Emerson is my favorite author. And Newton Dillaway is my favorite interpreter of Emerson. Emerson has plenty of biographers and interpreters. Newton Dillaway stands out for the same reason that Unity School of Christianity continued to publish Dillaways books–Consent and The Gospel of Emerson and several articles in Unity magazine—because Dillaway saw world in a metaphysical way and he had the ability to convey to us in understandable words what it is that he saw.
You can scroll down for a link to the PDF of this book. As I have time, I will include pages with the text along with my comments on why Dillaway is got it right.
Friday, August 28, 2020
Click Here to Download the Prophet of America: Emerson and the Problems of To-Day in PDF format.
From the inside cover:
Strictly speaking, this is not a biography in the accepted sense, but rather a discussion of Emerson’s teachings in the light of the problems of our time, an attempt to show why Emerson is up-to-date, to seek the real man in his work, and to introduce him to the “man in the street.”
Mr. Dillaway has not endeavored to write an external biography of Emerson; there are no “names and dates and places.” Emerson’s thoughts on Plato might easily be applied to his own life: “Great geniuses have the shortest biographies. They lived in their writings, and so their house and street life was trivial and com monplace. Plato especially has no external biography.” The extremists generally make the best subjects for biographies and Emerson studiously avoided extremes. Ele lived in moderation and lived in his writings.
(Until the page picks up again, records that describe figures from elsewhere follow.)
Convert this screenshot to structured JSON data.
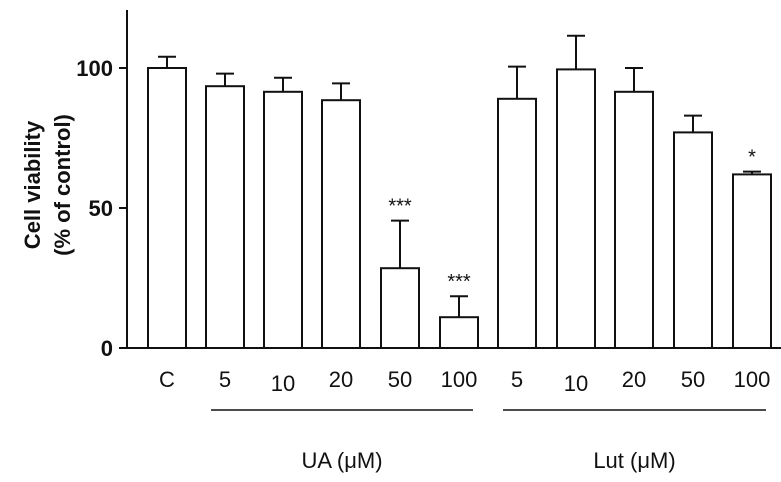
{
  "chart_data": {
    "type": "bar",
    "ylabel_line1": "Cell viability",
    "ylabel_line2": "(% of control)",
    "ylim": [
      0,
      120
    ],
    "yticks": [
      "0",
      "50",
      "100"
    ],
    "categories": [
      "C",
      "5",
      "10",
      "20",
      "50",
      "100",
      "5",
      "10",
      "20",
      "50",
      "100"
    ],
    "values": [
      100,
      93.5,
      91.5,
      88.5,
      28.5,
      11,
      89,
      99.5,
      91.5,
      77,
      62
    ],
    "errors": [
      4,
      4.5,
      5,
      6,
      17,
      7.5,
      11.5,
      12,
      8.5,
      6,
      1
    ],
    "significance": [
      "",
      "",
      "",
      "",
      "***",
      "***",
      "",
      "",
      "",
      "",
      "*"
    ],
    "groups": [
      {
        "label": "UA (μM)",
        "from": 1,
        "to": 5
      },
      {
        "label": "Lut (μM)",
        "from": 6,
        "to": 10
      }
    ],
    "grid": false,
    "legend": "none"
  }
}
Mr. Dillaway has taken certain aspects of Emerson’s philosophy that are known but little understood, and attempted to apply these principles to the grave problems that confront us to-day in virtually all spheres of endeavor and interest such as economics, politics, science, education and religion. In the author’s opinion, “The man from Concord is coming into his own by leaps and bounds in this Century.” This brilliant volume is the result of ten years’ intensive study of the great philosopher.